The toll suggested by Khamenei was in line with estimates from human rights groups and others that about 3,500 people had perished. The groups estimate that more than 22,000 people have been detained.
Trump told Politico that Iran needs new leadership, and said Khamenei is guilty of “the complete destruction of the country and the use of violence at levels never seen before.”
The protests have taken place during a record-long Internet blackout for Iran’s population of about 92 million people.
Earlier, local media reported that Internet connectivity had been partially restored, even as most residents appeared to remain largely cut off from the outside world.
Iran’s government shut down Internet and mobile phone services on Jan. 8 to quell rising unrest sparked by a currency crisis late last month.
“Internet access has now been restored for some subscribers,” the semiofficial Mehr news agency said, without specifying which restrictions had been lifted or whether users had regained access to international platforms and services.
The semiofficial Fars news agency also reported that mobile text messages had been reactivated after being blocked earlier.
The Internet traffic monitoring group NetBlocks said there had been a “very slight rise” in connectivity on Saturday, adding that overall access remained at about 2 percent of normal levels, with “no indication of a significant return.”
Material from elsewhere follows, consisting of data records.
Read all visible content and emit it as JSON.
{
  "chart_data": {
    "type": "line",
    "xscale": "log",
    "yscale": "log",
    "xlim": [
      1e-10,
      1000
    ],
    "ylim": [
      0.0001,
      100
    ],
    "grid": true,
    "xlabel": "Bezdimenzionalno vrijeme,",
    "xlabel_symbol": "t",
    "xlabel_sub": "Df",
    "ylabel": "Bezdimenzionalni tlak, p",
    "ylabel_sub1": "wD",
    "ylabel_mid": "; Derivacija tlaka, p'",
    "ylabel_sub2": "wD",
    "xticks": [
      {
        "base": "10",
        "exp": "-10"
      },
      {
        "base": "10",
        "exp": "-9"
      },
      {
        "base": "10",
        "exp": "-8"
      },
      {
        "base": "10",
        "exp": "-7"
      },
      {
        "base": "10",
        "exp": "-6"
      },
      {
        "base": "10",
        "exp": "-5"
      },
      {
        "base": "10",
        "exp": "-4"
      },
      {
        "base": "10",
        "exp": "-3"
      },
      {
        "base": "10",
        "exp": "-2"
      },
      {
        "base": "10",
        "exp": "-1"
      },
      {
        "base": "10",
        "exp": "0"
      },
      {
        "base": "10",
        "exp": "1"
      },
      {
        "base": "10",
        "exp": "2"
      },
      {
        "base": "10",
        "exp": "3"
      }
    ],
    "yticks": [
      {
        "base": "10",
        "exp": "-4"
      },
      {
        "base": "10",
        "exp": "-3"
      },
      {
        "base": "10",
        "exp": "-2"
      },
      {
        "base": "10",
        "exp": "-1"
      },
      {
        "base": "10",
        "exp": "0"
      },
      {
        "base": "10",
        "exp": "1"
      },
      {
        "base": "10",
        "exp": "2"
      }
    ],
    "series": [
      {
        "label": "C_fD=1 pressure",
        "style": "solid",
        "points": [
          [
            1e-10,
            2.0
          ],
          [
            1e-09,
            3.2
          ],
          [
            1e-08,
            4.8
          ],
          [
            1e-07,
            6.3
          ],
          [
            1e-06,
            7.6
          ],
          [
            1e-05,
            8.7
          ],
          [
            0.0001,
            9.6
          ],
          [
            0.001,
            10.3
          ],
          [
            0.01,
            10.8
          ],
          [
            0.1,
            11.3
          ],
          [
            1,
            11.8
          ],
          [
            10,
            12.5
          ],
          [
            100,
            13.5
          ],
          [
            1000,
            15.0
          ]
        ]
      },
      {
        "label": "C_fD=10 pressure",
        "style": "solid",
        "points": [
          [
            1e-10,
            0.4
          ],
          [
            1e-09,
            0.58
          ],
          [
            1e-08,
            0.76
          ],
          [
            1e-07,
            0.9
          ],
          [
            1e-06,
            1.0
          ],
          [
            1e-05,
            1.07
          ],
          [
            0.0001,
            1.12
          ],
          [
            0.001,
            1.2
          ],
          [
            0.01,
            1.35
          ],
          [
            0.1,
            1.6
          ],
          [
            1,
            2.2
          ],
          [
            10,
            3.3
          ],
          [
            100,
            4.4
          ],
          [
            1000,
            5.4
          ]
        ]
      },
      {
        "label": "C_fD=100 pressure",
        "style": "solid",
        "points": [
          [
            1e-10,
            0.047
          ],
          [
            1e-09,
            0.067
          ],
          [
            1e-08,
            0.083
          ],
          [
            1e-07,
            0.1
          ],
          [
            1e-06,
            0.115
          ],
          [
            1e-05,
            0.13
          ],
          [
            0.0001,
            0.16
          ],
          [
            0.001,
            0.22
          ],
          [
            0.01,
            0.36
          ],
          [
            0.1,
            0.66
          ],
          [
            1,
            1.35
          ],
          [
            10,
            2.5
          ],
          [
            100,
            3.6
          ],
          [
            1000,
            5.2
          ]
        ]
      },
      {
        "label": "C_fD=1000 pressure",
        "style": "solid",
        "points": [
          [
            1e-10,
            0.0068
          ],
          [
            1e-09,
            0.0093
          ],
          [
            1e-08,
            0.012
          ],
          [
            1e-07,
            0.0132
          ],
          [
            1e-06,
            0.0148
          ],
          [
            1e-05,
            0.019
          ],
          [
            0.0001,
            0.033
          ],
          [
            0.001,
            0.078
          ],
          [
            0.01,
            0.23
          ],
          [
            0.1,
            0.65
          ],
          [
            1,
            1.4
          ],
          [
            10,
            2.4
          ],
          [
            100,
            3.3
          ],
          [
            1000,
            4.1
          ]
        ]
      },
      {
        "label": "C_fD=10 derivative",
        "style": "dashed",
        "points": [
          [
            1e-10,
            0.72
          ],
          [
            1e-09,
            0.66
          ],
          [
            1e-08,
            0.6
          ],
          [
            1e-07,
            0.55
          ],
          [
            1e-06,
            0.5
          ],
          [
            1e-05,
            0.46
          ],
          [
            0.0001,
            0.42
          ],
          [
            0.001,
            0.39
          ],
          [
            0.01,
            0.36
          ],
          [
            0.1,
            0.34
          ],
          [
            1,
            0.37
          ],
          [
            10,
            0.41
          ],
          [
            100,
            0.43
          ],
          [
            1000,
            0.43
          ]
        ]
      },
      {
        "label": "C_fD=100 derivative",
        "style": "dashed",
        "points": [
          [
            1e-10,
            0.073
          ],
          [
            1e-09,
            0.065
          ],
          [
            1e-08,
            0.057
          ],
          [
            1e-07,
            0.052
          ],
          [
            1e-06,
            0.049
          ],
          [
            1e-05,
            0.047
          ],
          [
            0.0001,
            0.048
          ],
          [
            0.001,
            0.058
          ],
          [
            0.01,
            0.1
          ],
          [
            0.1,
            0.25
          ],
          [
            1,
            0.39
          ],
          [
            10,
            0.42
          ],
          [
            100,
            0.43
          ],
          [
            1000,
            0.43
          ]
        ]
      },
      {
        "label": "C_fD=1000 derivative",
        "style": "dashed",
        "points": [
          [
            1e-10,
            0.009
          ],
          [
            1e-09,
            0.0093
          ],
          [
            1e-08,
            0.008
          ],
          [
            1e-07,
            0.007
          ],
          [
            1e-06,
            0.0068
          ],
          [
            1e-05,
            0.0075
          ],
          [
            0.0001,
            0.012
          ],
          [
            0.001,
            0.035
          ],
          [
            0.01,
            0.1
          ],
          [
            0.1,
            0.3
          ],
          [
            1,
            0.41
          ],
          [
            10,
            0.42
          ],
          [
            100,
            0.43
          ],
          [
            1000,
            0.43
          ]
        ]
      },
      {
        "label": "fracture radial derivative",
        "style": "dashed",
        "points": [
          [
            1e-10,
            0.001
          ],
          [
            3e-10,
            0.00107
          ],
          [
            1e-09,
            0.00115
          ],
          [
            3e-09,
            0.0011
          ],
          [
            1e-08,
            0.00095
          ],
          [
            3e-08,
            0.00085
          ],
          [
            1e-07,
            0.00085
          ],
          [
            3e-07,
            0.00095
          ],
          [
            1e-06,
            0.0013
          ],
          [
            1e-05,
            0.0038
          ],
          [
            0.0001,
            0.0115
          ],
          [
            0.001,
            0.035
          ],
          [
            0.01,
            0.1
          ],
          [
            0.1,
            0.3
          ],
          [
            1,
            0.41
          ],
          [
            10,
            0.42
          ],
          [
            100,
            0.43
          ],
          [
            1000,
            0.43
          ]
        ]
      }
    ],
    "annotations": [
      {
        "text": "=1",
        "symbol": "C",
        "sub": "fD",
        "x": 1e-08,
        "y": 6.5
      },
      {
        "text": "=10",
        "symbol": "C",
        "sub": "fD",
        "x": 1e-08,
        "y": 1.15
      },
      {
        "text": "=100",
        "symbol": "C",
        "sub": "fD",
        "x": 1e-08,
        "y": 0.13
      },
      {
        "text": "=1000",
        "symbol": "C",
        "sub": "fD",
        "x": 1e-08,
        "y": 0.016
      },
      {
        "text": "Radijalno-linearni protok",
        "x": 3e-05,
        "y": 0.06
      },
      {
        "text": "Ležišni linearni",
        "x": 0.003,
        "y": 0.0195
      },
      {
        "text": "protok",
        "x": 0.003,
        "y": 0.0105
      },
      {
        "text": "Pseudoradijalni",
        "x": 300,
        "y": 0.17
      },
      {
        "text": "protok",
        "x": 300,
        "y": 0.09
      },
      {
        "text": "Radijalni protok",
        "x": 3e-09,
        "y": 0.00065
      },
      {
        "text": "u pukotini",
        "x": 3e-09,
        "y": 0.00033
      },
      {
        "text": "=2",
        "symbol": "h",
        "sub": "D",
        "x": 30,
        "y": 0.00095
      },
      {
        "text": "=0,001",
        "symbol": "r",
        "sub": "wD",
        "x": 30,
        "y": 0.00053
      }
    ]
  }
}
Users in Iran appeared largely offline as of early Saturday afternoon, with few signs of activity evident on platforms such as Telegram, Instagram and X — services they previously accessed via virtual private networks.
Near-total communications blackouts have become a familiar tool for Iranian authorities during critical situations, from this month’s nationwide protests to the June conflict with Israel. That has cut off much of the population from the global Internet and diverted users onto a government-controlled domestic network that operates independently of the wider web.
Earlier on Saturday, Fars cited authorities, who were not identified, as saying that Internet and other communications services were being gradually restored, but that some restrictions would remain in place “as long as security conditions require.”